L’acquirente dell’unità immobiliare che sia subentrato nel Condominio, non può essere ritenuto obbligato in via diretta verso il terzo creditore relativamente ai debiti sorti in un momento precedente  all’acquisto. Ciò è quanto stabilito dalla Corte di Cassazione, sez. VI Civile – 2 ordinanza n. 12580/2020, depositata il 25 giugno.

Il caso.

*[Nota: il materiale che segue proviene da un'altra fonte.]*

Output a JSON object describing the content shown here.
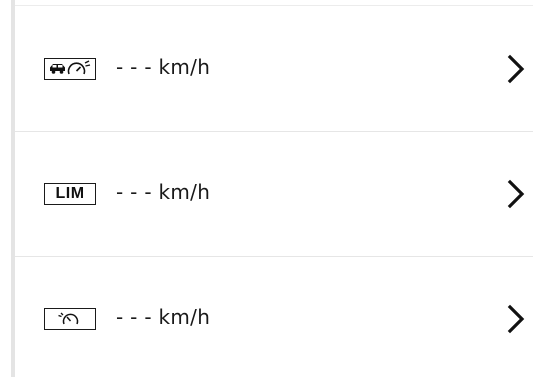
{
  "rows": [
    {
      "id": "adaptive-cruise",
      "icon": "car-speedometer-icon",
      "speed_text": "- - - km/h",
      "chevron": "chevron-right-icon"
    },
    {
      "id": "speed-limiter",
      "icon": "lim-badge",
      "icon_label": "LIM",
      "speed_text": "- - - km/h",
      "chevron": "chevron-right-icon"
    },
    {
      "id": "cruise-control",
      "icon": "speedometer-icon",
      "speed_text": "- - - km/h",
      "chevron": "chevron-right-icon"
    }
  ],
  "colors": {
    "text": "#1a1a1a",
    "divider": "#e6e6e6",
    "rail": "#e4e4e4",
    "background": "#ffffff"
  }
}
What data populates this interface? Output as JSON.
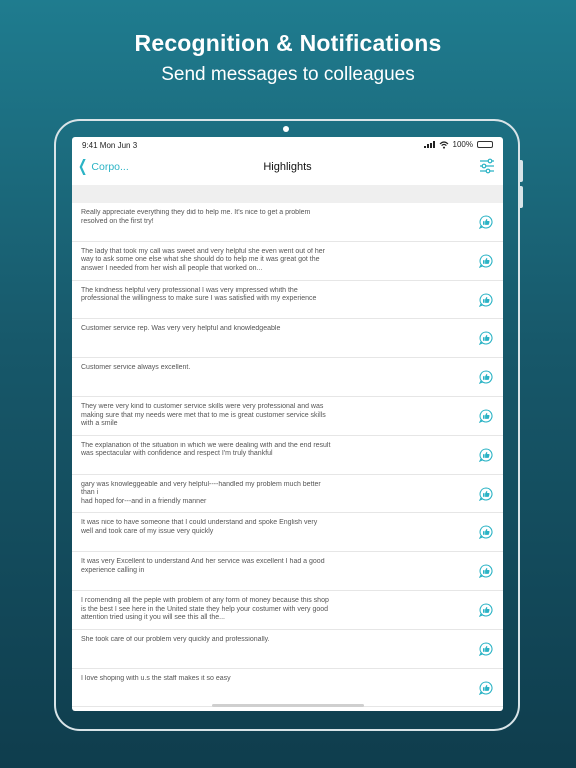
{
  "marketing": {
    "headline": "Recognition & Notifications",
    "subheadline": "Send messages to colleagues"
  },
  "status_bar": {
    "time": "9:41 Mon Jun 3",
    "battery": "100%"
  },
  "nav": {
    "back_label": "Corpo...",
    "title": "Highlights"
  },
  "colors": {
    "accent": "#2bb3c5",
    "background_top": "#1f7c8f",
    "background_bottom": "#0f3d4d"
  },
  "highlights": [
    {
      "text": "Really appreciate everything they did to help me. It's nice to get a problem resolved on the first try!",
      "icon": "thumbs-up-bubble-icon"
    },
    {
      "text": "The lady that took my call was sweet and very helpful she even went out of her way to ask some one else what she should do to help me it was great got the answer I needed from her wish all people that worked on...",
      "icon": "thumbs-up-bubble-icon"
    },
    {
      "text": "The kindness helpful very professional  I was very impressed whith the professional  the willingness to make sure I was satisfied with my experience",
      "icon": "thumbs-up-bubble-icon"
    },
    {
      "text": "Customer service rep. Was very very helpful and knowledgeable",
      "icon": "thumbs-up-bubble-icon"
    },
    {
      "text": "Customer service always excellent.",
      "icon": "thumbs-up-bubble-icon"
    },
    {
      "text": "They were very kind to customer service skills were very professional and was making sure that my needs were met that to me is great customer service skills with a smile",
      "icon": "thumbs-up-bubble-icon"
    },
    {
      "text": "The explanation of the situation in which we were dealing with and the end result was spectacular with confidence and respect I'm truly thankful",
      "icon": "thumbs-up-bubble-icon"
    },
    {
      "text": "gary was knowleggeable and very helpful----handled my problem much better than i\nhad hoped for---and in a friendly manner",
      "icon": "thumbs-up-bubble-icon"
    },
    {
      "text": "It was nice to have someone that I could understand and spoke English very well and took care of my issue very quickly",
      "icon": "thumbs-up-bubble-icon"
    },
    {
      "text": "It was very  Excellent  to understand And her service was excellent I had a good experience   calling in",
      "icon": "thumbs-up-bubble-icon"
    },
    {
      "text": "I rcomending all the peple with problem of any form of money because this shop is the best I see here in the United state they help your costumer with very good attention tried using it you will see this all the...",
      "icon": "thumbs-up-bubble-icon"
    },
    {
      "text": "She took care of our problem very quickly and professionally.",
      "icon": "thumbs-up-bubble-icon"
    },
    {
      "text": "I love shoping with u.s the staff makes it so easy",
      "icon": "thumbs-up-bubble-icon"
    }
  ]
}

Un condomino, partecipante ad un Condominio, proponeva opposizione al precetto notificatogli da un avvocato per il pagamento della somma di Euro 8.270,66, quale quota millesimale di sua competenza del maggior credito di Euro 99.124,98 riconosciuto a favore del medesimo avvocato nel decreto ingiuntivo emesso a carico del Condomino a titolo di corrispettivo di attività giudiziali e stragiudiziali svolte tra il 2002 ed il 2008. A fondamento dell’opposizione il condomino sosteneva, tra le altre ragioni, di non essere tenuto al pagamento pro quota del suddetto debito condominiale per essere tale debito sorto quando egli non era ancora condomino, avendo acquistato il proprio immobile nel 2013. Il Tribunale competente accoglieva l’opposizione al precetto.

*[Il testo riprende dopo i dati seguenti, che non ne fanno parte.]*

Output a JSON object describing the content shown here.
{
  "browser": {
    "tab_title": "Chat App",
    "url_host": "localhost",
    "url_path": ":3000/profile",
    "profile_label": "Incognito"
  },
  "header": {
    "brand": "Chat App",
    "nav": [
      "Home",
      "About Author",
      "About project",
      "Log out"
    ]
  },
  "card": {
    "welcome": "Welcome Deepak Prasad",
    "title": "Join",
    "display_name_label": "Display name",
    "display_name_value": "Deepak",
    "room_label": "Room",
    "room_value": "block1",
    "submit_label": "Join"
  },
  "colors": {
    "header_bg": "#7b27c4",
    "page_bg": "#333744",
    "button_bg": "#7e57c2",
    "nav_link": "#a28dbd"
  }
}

Avverso tale sentenza l’avvocato  interponeva gravame. La Corte d’Appello distrettuale riformava interamente la sentenza di primo grado. Il Giudice di seconde cure fondava il proprio convincimento su una serie di considerazioni che facevano propendere la bilancia a favore del creditore. Dopo aver premesso che l’art. 63 disp. att. c.c. opererebbe solo nei rapporti tra condomino e Condominio e non anche nei rapporti tra Condomino e terzi creditori del Condominio, riteneva il condomino fosse obbligato nei confronti dell’avv. in forza del disposto dell’art. 1104 c.c., comma 3, applicabile al Condominio per il richiamo contenuto nell’art. 1139 c.c.. In particolare, secondo la Corte d’Appello distrettuale, la disposizione per cui “il cessionario del partecipante è tenuto in solido con il cedente a pagare i contributi da questo dovuti e non versati” induceva a ritenere il cessionario obbligato verso i terzi in solido con cedente; né a tale conclusione ostava il riferimento letterale della menzionata disposizione ai “contributi”, in quanto, si leggeva nella sentenza di secondo grado, “la comunione non è dotata (salvo casi marginali) di una struttura organizzativa complessa o di criteri di ripartizione degli oneri particolarmente elaborati… così che la gestione si esaurisce nella ripartizione degli oneri tra i partecipanti in proporzione delle rispettive quote”. A sostegno della propria tesi la Corte d’appello adduceva altresì l’esigenza, di carattere pratico, di non caricare il terzo creditore dell’onere, potenzialmente molto gravoso, di accertare chi fossero i componenti della compagine condominiale al momento dell’insorgenza dell’obbligazione.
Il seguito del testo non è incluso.